The school tries to empower the students on their own terms, through cultural activities that were popular with them. This is why a “non-Indian” art form from the Bronx ended up being taught in the school. Desi hip-hop culture has seeped into tiny pockets in the city, Dharavi being one such.
Padmini Ray Murray, too, was a trailblazer in making culture accessible and empowering for people. Design Beku had been initiated to address the distinctions between curatorship, stewardship, and custodianship.
Her projects- with Sangama and #AanaJaana, to name two- focused on how user research could be made more ethical. Murray was a prime example of how the private sector could undertake principled management of arts and culture.
After this followed a question and answer session. Parmesh started by asking Kotru ways to involve the government as a financial partner in cultural projects. Her response and the remarks that followed established that organization of culture in India should be undertaken with a strong spirit of collaboration.

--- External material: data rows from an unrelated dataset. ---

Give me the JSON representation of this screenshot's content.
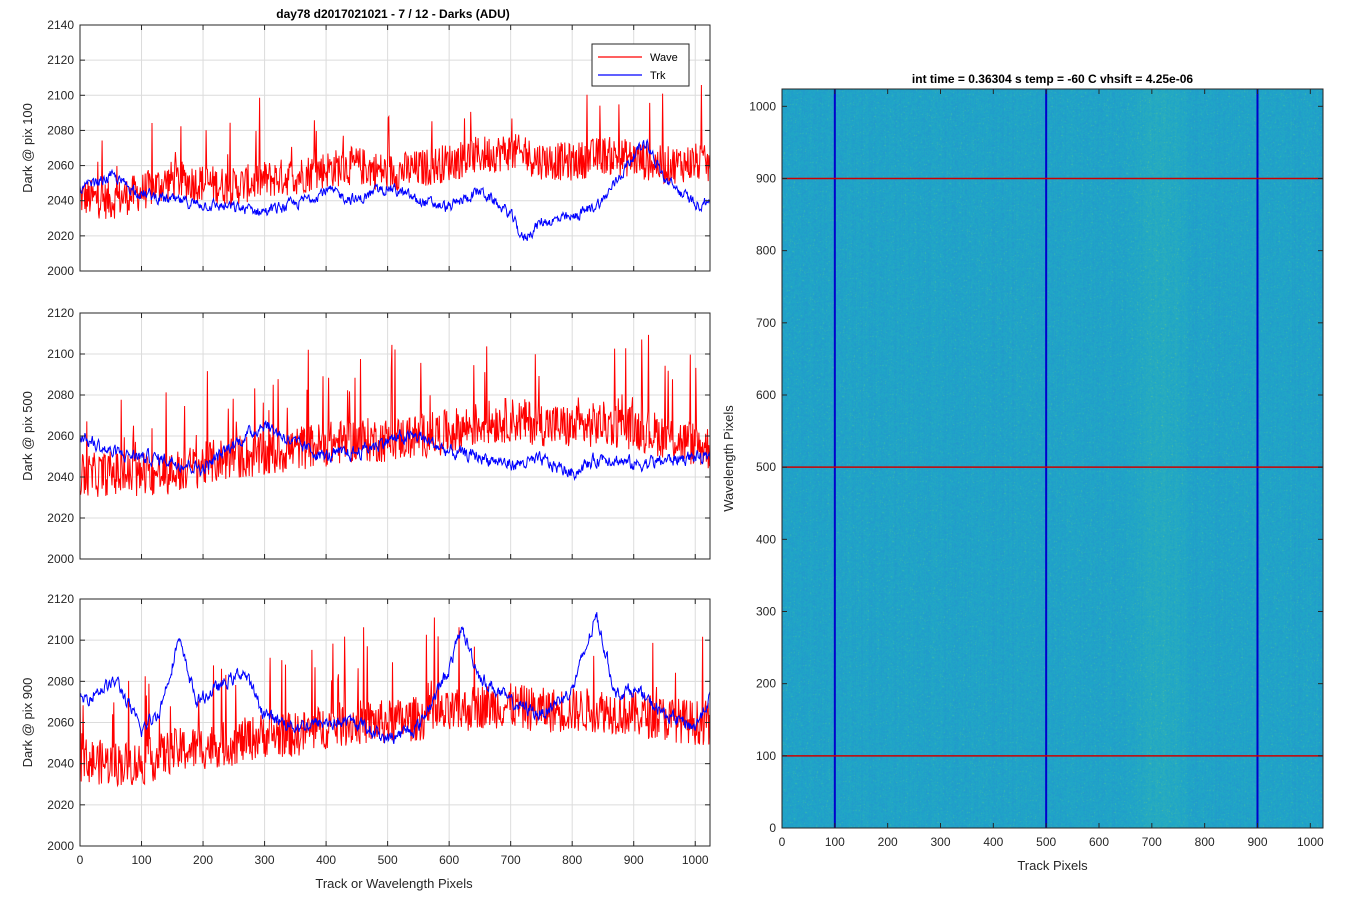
{
  "figure": {
    "suptitle": "day78 d2017021021 - 7 / 12 - Darks (ADU)",
    "xlabel": "Track or Wavelength Pixels"
  },
  "chart_data": [
    {
      "type": "line",
      "ylabel": "Dark @ pix 100",
      "xlim": [
        0,
        1024
      ],
      "ylim": [
        2000,
        2140
      ],
      "xticks": [
        0,
        100,
        200,
        300,
        400,
        500,
        600,
        700,
        800,
        900,
        1000
      ],
      "yticks": [
        2000,
        2020,
        2040,
        2060,
        2080,
        2100,
        2120,
        2140
      ],
      "grid": true,
      "legend": {
        "position": "top-right",
        "entries": [
          "Wave",
          "Trk"
        ]
      },
      "series": [
        {
          "name": "Wave",
          "color": "#ff0000",
          "x": [
            0,
            50,
            100,
            150,
            200,
            250,
            300,
            350,
            400,
            450,
            500,
            550,
            600,
            650,
            700,
            750,
            800,
            850,
            900,
            950,
            1000,
            1024
          ],
          "y": [
            2042,
            2040,
            2045,
            2052,
            2050,
            2048,
            2052,
            2054,
            2058,
            2060,
            2056,
            2058,
            2062,
            2066,
            2068,
            2063,
            2062,
            2066,
            2064,
            2060,
            2062,
            2060
          ]
        },
        {
          "name": "Trk",
          "color": "#0000ff",
          "x": [
            0,
            50,
            100,
            150,
            200,
            250,
            300,
            350,
            400,
            450,
            500,
            550,
            600,
            650,
            700,
            720,
            750,
            800,
            850,
            900,
            920,
            950,
            1000,
            1024
          ],
          "y": [
            2046,
            2054,
            2044,
            2040,
            2038,
            2036,
            2034,
            2038,
            2046,
            2040,
            2048,
            2040,
            2036,
            2046,
            2032,
            2018,
            2028,
            2030,
            2040,
            2066,
            2074,
            2052,
            2038,
            2040
          ]
        }
      ]
    },
    {
      "type": "line",
      "ylabel": "Dark @ pix 500",
      "xlim": [
        0,
        1024
      ],
      "ylim": [
        2000,
        2120
      ],
      "xticks": [
        0,
        100,
        200,
        300,
        400,
        500,
        600,
        700,
        800,
        900,
        1000
      ],
      "yticks": [
        2000,
        2020,
        2040,
        2060,
        2080,
        2100,
        2120
      ],
      "grid": true,
      "series": [
        {
          "name": "Wave",
          "color": "#ff0000",
          "x": [
            0,
            50,
            100,
            150,
            200,
            250,
            300,
            350,
            400,
            450,
            500,
            550,
            600,
            650,
            700,
            750,
            800,
            850,
            900,
            950,
            1000,
            1024
          ],
          "y": [
            2040,
            2042,
            2040,
            2042,
            2046,
            2050,
            2050,
            2054,
            2056,
            2058,
            2058,
            2060,
            2062,
            2066,
            2068,
            2066,
            2064,
            2066,
            2064,
            2060,
            2056,
            2054
          ]
        },
        {
          "name": "Trk",
          "color": "#0000ff",
          "x": [
            0,
            50,
            100,
            150,
            200,
            250,
            300,
            350,
            400,
            450,
            500,
            550,
            600,
            650,
            700,
            750,
            800,
            850,
            900,
            950,
            1000,
            1024
          ],
          "y": [
            2060,
            2052,
            2050,
            2048,
            2044,
            2056,
            2066,
            2056,
            2050,
            2052,
            2058,
            2060,
            2052,
            2050,
            2046,
            2048,
            2042,
            2050,
            2046,
            2048,
            2050,
            2048
          ]
        }
      ]
    },
    {
      "type": "line",
      "ylabel": "Dark @ pix 900",
      "xlim": [
        0,
        1024
      ],
      "ylim": [
        2000,
        2120
      ],
      "xticks": [
        0,
        100,
        200,
        300,
        400,
        500,
        600,
        700,
        800,
        900,
        1000
      ],
      "yticks": [
        2000,
        2020,
        2040,
        2060,
        2080,
        2100,
        2120
      ],
      "grid": true,
      "series": [
        {
          "name": "Wave",
          "color": "#ff0000",
          "x": [
            0,
            50,
            100,
            150,
            200,
            250,
            300,
            350,
            400,
            450,
            500,
            550,
            600,
            650,
            700,
            750,
            800,
            850,
            900,
            950,
            1000,
            1024
          ],
          "y": [
            2042,
            2040,
            2040,
            2046,
            2048,
            2050,
            2054,
            2054,
            2058,
            2060,
            2060,
            2062,
            2064,
            2068,
            2068,
            2066,
            2066,
            2066,
            2064,
            2062,
            2060,
            2060
          ]
        },
        {
          "name": "Trk",
          "color": "#0000ff",
          "x": [
            0,
            25,
            60,
            100,
            130,
            160,
            190,
            230,
            265,
            300,
            350,
            400,
            450,
            500,
            550,
            600,
            620,
            650,
            700,
            750,
            800,
            840,
            870,
            900,
            950,
            1000,
            1024
          ],
          "y": [
            2070,
            2075,
            2080,
            2056,
            2066,
            2100,
            2070,
            2078,
            2085,
            2064,
            2058,
            2060,
            2060,
            2052,
            2058,
            2086,
            2106,
            2082,
            2070,
            2064,
            2076,
            2112,
            2074,
            2076,
            2064,
            2058,
            2072
          ]
        }
      ]
    },
    {
      "type": "heatmap",
      "title": "int time = 0.36304 s    temp = -60 C    vhsift = 4.25e-06",
      "xlabel": "Track Pixels",
      "ylabel": "Wavelength Pixels",
      "xlim": [
        0,
        1024
      ],
      "ylim": [
        0,
        1024
      ],
      "xticks": [
        0,
        100,
        200,
        300,
        400,
        500,
        600,
        700,
        800,
        900,
        1000
      ],
      "yticks": [
        0,
        100,
        200,
        300,
        400,
        500,
        600,
        700,
        800,
        900,
        1000
      ],
      "colormap": [
        "#2a7fd4",
        "#1fa5c8",
        "#3cbaaa",
        "#9fcd6a"
      ],
      "brighter_columns": [
        650,
        780
      ],
      "vertical_lines": {
        "color": "#0000cc",
        "x": [
          100,
          500,
          900
        ]
      },
      "horizontal_lines": {
        "color": "#cc0000",
        "y": [
          100,
          500,
          900
        ]
      }
    }
  ]
}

This question, to me, emphasized one of the recurring themes raised in the session- on bridging gaps. To organize the cultural sector, cultural professionals from different contexts had to meet in the middle.

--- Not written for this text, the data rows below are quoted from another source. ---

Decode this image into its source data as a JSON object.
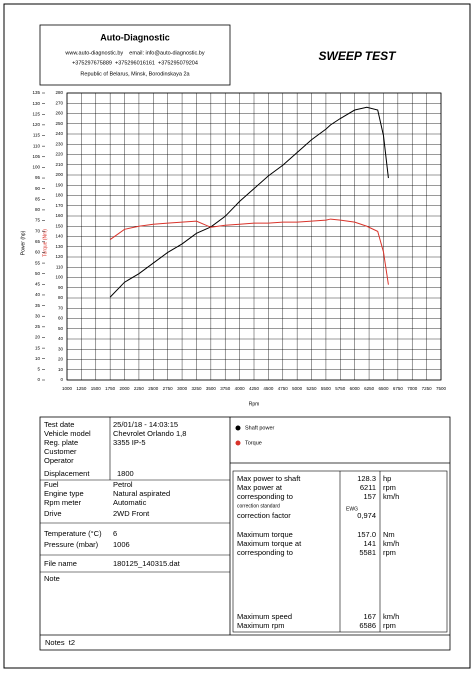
{
  "header": {
    "company": "Auto-Diagnostic",
    "contacts": "www.auto-diagnostic.by    email: info@auto-diagnostic.by",
    "phones": "+375297675889  +375296016161  +375295079204",
    "address": "Republic of Belarus, Minsk, Borodinskaya 2a",
    "title": "SWEEP TEST"
  },
  "chart_data": {
    "type": "line",
    "xlabel": "Rpm",
    "ylabel": "Power (hp)",
    "y2label": "Torque (Nm)",
    "x": [
      1750,
      2000,
      2250,
      2500,
      2750,
      3000,
      3250,
      3500,
      3750,
      4000,
      4250,
      4500,
      4750,
      5000,
      5250,
      5500,
      5581,
      5750,
      6000,
      6211,
      6400,
      6500,
      6586
    ],
    "series": [
      {
        "name": "Shaft power",
        "color": "#000000",
        "values": [
          39,
          46,
          50,
          55,
          60,
          64,
          69,
          72,
          77,
          84,
          90,
          96,
          101,
          107,
          113,
          118,
          120,
          123,
          127,
          128.3,
          127,
          115,
          95
        ]
      },
      {
        "name": "Torque",
        "color": "#d9342b",
        "axis": "y2",
        "values": [
          137,
          147,
          150,
          152,
          153,
          154,
          155,
          149,
          151,
          152,
          153,
          153,
          154,
          154,
          155,
          156,
          157,
          156,
          154,
          150,
          145,
          125,
          93
        ]
      }
    ],
    "xlim": [
      1000,
      7500
    ],
    "xticks": [
      1000,
      1250,
      1500,
      1750,
      2000,
      2250,
      2500,
      2750,
      3000,
      3250,
      3500,
      3750,
      4000,
      4250,
      4500,
      4750,
      5000,
      5250,
      5500,
      5750,
      6000,
      6250,
      6500,
      6750,
      7000,
      7250,
      7500
    ],
    "ylim": [
      0,
      135
    ],
    "yticks": [
      0,
      5,
      10,
      15,
      20,
      25,
      30,
      35,
      40,
      45,
      50,
      55,
      60,
      65,
      70,
      75,
      80,
      85,
      90,
      95,
      100,
      105,
      110,
      115,
      120,
      125,
      130,
      135
    ],
    "y2lim": [
      0,
      280
    ],
    "y2ticks": [
      0,
      10,
      20,
      30,
      40,
      50,
      60,
      70,
      80,
      90,
      100,
      110,
      120,
      130,
      140,
      150,
      160,
      170,
      180,
      190,
      200,
      210,
      220,
      230,
      240,
      250,
      260,
      270,
      280
    ],
    "grid": true
  },
  "info": {
    "rows": [
      {
        "label": "Test date",
        "value": "25/01/18 - 14:03:15"
      },
      {
        "label": "Vehicle model",
        "value": "Chevrolet Orlando 1,8"
      },
      {
        "label": "Reg. plate",
        "value": "3355 IP-5"
      },
      {
        "label": "Customer"
      },
      {
        "label": "Operator"
      },
      {
        "label": "Displacement",
        "value": "1800"
      },
      {
        "label": "Fuel",
        "value": "Petrol"
      },
      {
        "label": "Engine type",
        "value": "Natural aspirated"
      },
      {
        "label": "Rpm meter",
        "value": "Automatic"
      },
      {
        "label": "Drive",
        "value": "2WD Front"
      },
      {
        "label": "Temperature (°C)",
        "value": "6"
      },
      {
        "label": "Pressure (mbar)",
        "value": "1006"
      },
      {
        "label": "File name",
        "value": "180125_140315.dat"
      },
      {
        "label": "Note"
      }
    ]
  },
  "results": {
    "rows": [
      {
        "label": "Max power to shaft",
        "value": "128.3",
        "unit": "hp"
      },
      {
        "label": "Max power at",
        "value": "6211",
        "unit": "rpm"
      },
      {
        "label": "corresponding to",
        "value": "157",
        "unit": "km/h"
      },
      {
        "label": "correction standard",
        "value": "EWG"
      },
      {
        "label": "correction factor",
        "value": "0,974"
      },
      {
        "label": "Maximum torque",
        "value": "157.0",
        "unit": "Nm"
      },
      {
        "label": "Maximum torque at",
        "value": "141",
        "unit": "km/h"
      },
      {
        "label": "corresponding to",
        "value": "5581",
        "unit": "rpm"
      },
      {
        "label": "Maximum speed",
        "value": "167",
        "unit": "km/h"
      },
      {
        "label": "Maximum rpm",
        "value": "6586",
        "unit": "rpm"
      }
    ]
  },
  "notes": "Notes  t2"
}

Rateshwar related a story about how she got investors on board by showing them the Universal Music Group on a visit, after having tried in vain to communicate the importance of its work by herself. Here was another gap to be bridged- connecting cultural investors directly to cultural artists to ensure optimal communication and collaboration.
Similarly, Murray explained how her company tried not to educate communities on design via a “helicopter” approach. Instead, they uplifted communities to adequately design their own content on issues they know best. As privileged allies, we must not speak for marginalized communities, but rather let them speak for themselves as we speak with them.

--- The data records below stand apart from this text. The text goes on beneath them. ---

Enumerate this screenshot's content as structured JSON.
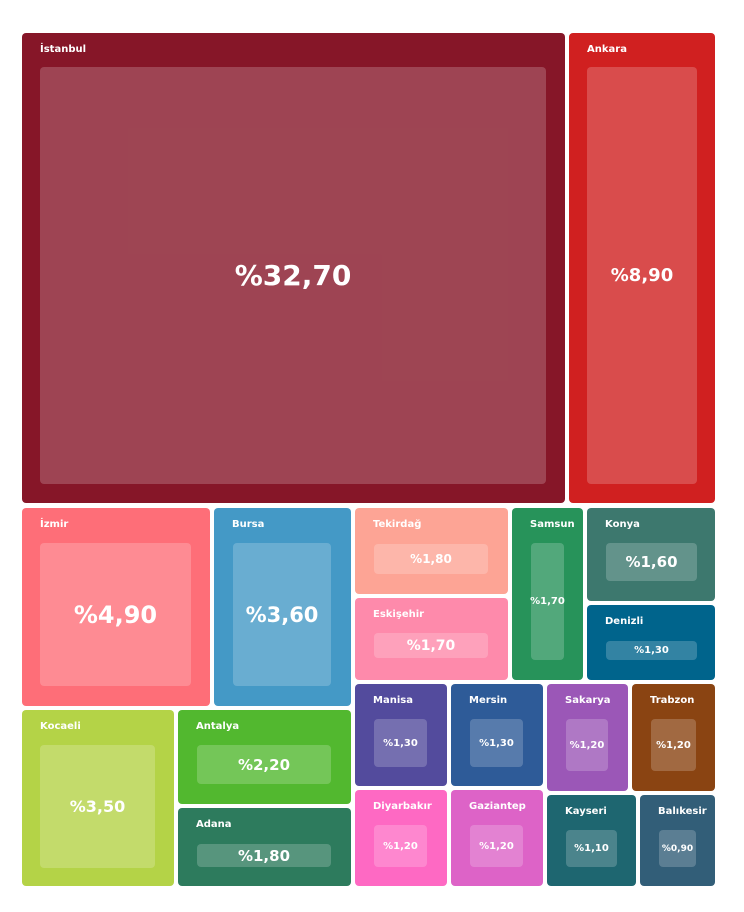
{
  "chart_data": {
    "type": "treemap",
    "value_prefix": "%",
    "items": [
      {
        "name": "İstanbul",
        "value": 32.7,
        "label": "%32,70",
        "color": "#861628"
      },
      {
        "name": "Ankara",
        "value": 8.9,
        "label": "%8,90",
        "color": "#d02020"
      },
      {
        "name": "İzmir",
        "value": 4.9,
        "label": "%4,90",
        "color": "#fe6e78"
      },
      {
        "name": "Bursa",
        "value": 3.6,
        "label": "%3,60",
        "color": "#4499c6"
      },
      {
        "name": "Tekirdağ",
        "value": 1.8,
        "label": "%1,80",
        "color": "#fda495"
      },
      {
        "name": "Eskişehir",
        "value": 1.7,
        "label": "%1,70",
        "color": "#fe8aab"
      },
      {
        "name": "Samsun",
        "value": 1.7,
        "label": "%1,70",
        "color": "#27935a"
      },
      {
        "name": "Konya",
        "value": 1.6,
        "label": "%1,60",
        "color": "#3d786e"
      },
      {
        "name": "Denizli",
        "value": 1.3,
        "label": "%1,30",
        "color": "#00648c"
      },
      {
        "name": "Kocaeli",
        "value": 3.5,
        "label": "%3,50",
        "color": "#b4d347"
      },
      {
        "name": "Antalya",
        "value": 2.2,
        "label": "%2,20",
        "color": "#52b82f"
      },
      {
        "name": "Adana",
        "value": 1.8,
        "label": "%1,80",
        "color": "#2d7b5d"
      },
      {
        "name": "Manisa",
        "value": 1.3,
        "label": "%1,30",
        "color": "#534b9d"
      },
      {
        "name": "Mersin",
        "value": 1.3,
        "label": "%1,30",
        "color": "#2e5b98"
      },
      {
        "name": "Sakarya",
        "value": 1.2,
        "label": "%1,20",
        "color": "#9b57b7"
      },
      {
        "name": "Trabzon",
        "value": 1.2,
        "label": "%1,20",
        "color": "#8a4412"
      },
      {
        "name": "Diyarbakır",
        "value": 1.2,
        "label": "%1,20",
        "color": "#fe69c3"
      },
      {
        "name": "Gaziantep",
        "value": 1.2,
        "label": "%1,20",
        "color": "#dd63c7"
      },
      {
        "name": "Kayseri",
        "value": 1.1,
        "label": "%1,10",
        "color": "#1e6670"
      },
      {
        "name": "Balıkesir",
        "value": 0.9,
        "label": "%0,90",
        "color": "#325e78"
      }
    ]
  }
}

Another chasm to cross was one between the government and small agencies of the private sector. When looking at the private market for collaborations, the government seemed biased toward big corporations, neglecting the potential of smaller firms. Kotru championed autonomy for the actual teams which managed cultural projects for the government. If allowed to run the operation independently, they could delegate work to small agencies. This could dissolve the distance between government and small private agents.
Filling gaps also meant gaps in ways of thinking. Ratish emphasized how important it was to first reorient Indians’ ideology on culture. The culture sector does not “take away resources” from other sectors considered more important like health or employment. In fact, he asserted, cultural revivals were economic revivals.
One constructive tool to bridge gaps was digitization within the cultural sector. The popular sentiment was that digitizing the process of managing the cultural sector would allow for a more simplified organization of the cultural community.
The session offered a crucial insight- the culture sector in India could be organized best with community-oriented models. The top-down approach to management of arts and culture seemed impossible within the context of the collective decision-making process in Indian communities. A subjective, down-up approach, with executive autonomy left to the community itself, would work for the future of culture management in the country. Further, local youth could be empowered to archive local history and culture.
As Parmesh stated, the Indian culture sector is a cluster of communities, all locally or regionally informed. When deliberating on how to organize the culture sector structurally, current and future cultural professionals must retain this focus.
All in all, this first panel session of CultureCon set the tone for the rest of the conference- constructive dialogue around the culture sector was the order of the day!